The Oxford American College Dictionary defines psychosis as:
“A severe mental disorder in which thought and emotions are so impaired that contact is lost with reality.”
I rest my case: when you lose contact with reality that’s not a good thing.
I’m a Taurus (earth sign). I’m so down-to-earth that you might understand my strong view that I prefer to be grounded in reality. Not off in some alterna-world where I believe aliens have abducted my brain.
If you’re aware that your thinking is disordered, you have insight and can step outside of your thoughts to view them objectively. Yet if you believe the CIA has implanted a microchip in your brain that causes you to deface a Gauguin painting: is that a viable way to live?
Make no mistake: individuals with schizophrenia and other mental illness deserve empathy and compassion. Not to be forgotten or abandoned. I want that no one diagnosed with a mental illness is forced to have chronic symptoms the rest of their lives because treatment is denied.
I want that everyone living with a mental illness has the opportunity to succeed. These stories of killings, of defacing a painting in the National Gallery, do not amuse me.
Individuals with schizophrenia should be remembered for our humanity: for the good things we contribute to society not the exceptional acts of violence or graffiti.

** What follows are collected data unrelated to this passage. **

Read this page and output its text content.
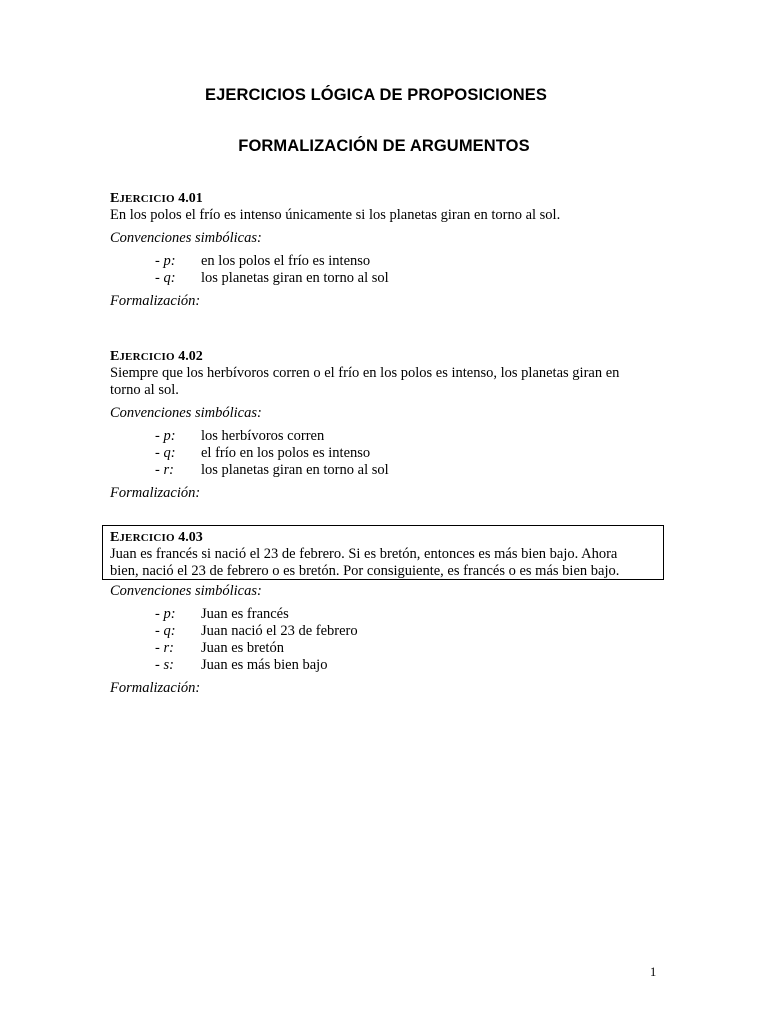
EJERCICIOS LÓGICA DE PROPOSICIONES
FORMALIZACIÓN DE ARGUMENTOS
EJERCICIO 4.01
En los polos el frío es intenso únicamente si los planetas giran en torno al sol.
Convenciones simbólicas:
- p:	en los polos el frío es intenso
- q:	los planetas giran en torno al sol
Formalización:
EJERCICIO 4.02
Siempre que los herbívoros corren o el frío en los polos es intenso, los planetas giran en
torno al sol.
Convenciones simbólicas:
- p:	los herbívoros corren
- q:	el frío en los polos es intenso
- r:	los planetas giran en torno al sol
Formalización:
EJERCICIO 4.03
Juan es francés si nació el 23 de febrero. Si es bretón, entonces es más bien bajo. Ahora
bien, nació el 23 de febrero o es bretón. Por consiguiente, es francés o es más bien bajo.
Convenciones simbólicas:
- p:	Juan es francés
- q:	Juan nació el 23 de febrero
- r:	Juan es bretón
- s:	Juan es más bien bajo
Formalización:
1
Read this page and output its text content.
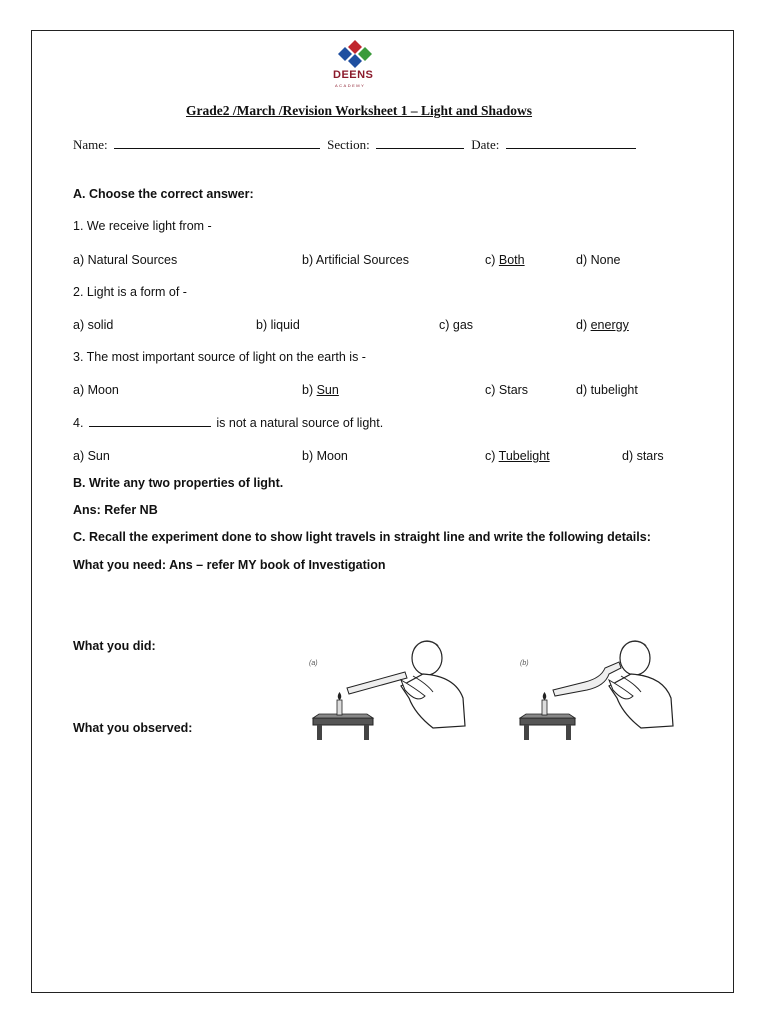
DEENS
ACADEMY
Grade2 /March /Revision Worksheet 1 – Light and Shadows
Name:	Section:	Date:
A. Choose the correct answer:
1. We receive light from -
a) Natural Sources	b) Artificial Sources	c) Both	d) None
2. Light is a form of -
a) solid	b) liquid	c) gas	d) energy
3. The most important source of light on the earth is -
a) Moon	b) Sun	c) Stars	d) tubelight
4.	is not a natural source of light.
a) Sun	b) Moon	c) Tubelight	d) stars
B. Write any two properties of light.
Ans: Refer NB
C. Recall the experiment done to show light travels in straight line and write the following details:
What you need: Ans – refer MY book of Investigation
What you did:
What you observed:
(a)	(b)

I understand what it’s like to be ill and that is why I have compassion for individuals with broken brains.
The brief moments in time that I lost my mind might have been short yet they were the most terrifying moments of my life.
And lest we not forget the pain we put our families through when they see us like that. I take medication to stay well not only to do it for me. I choose to be well because I have family that loves me.
Insight=choice.
I dare say that a person who is denied treatment hasn’t chosen to kill. They do not want to kill. They have an illness that will not go away on its own. They are so severely psychotic that they are driven to kill because they’re symptomatic.
There. You see. Why we must have empathy and compassion.
Why business as usual and the decades-long history of emptying hospital beds and not providing treatment has gotten us where we are today.
It’s time to drop-kick line dancing as suitable treatment.
It’s time to put our money where our outraged mouths are: at treating individuals who are severely ill.
The ones who make headlines and the ones living in the shadows.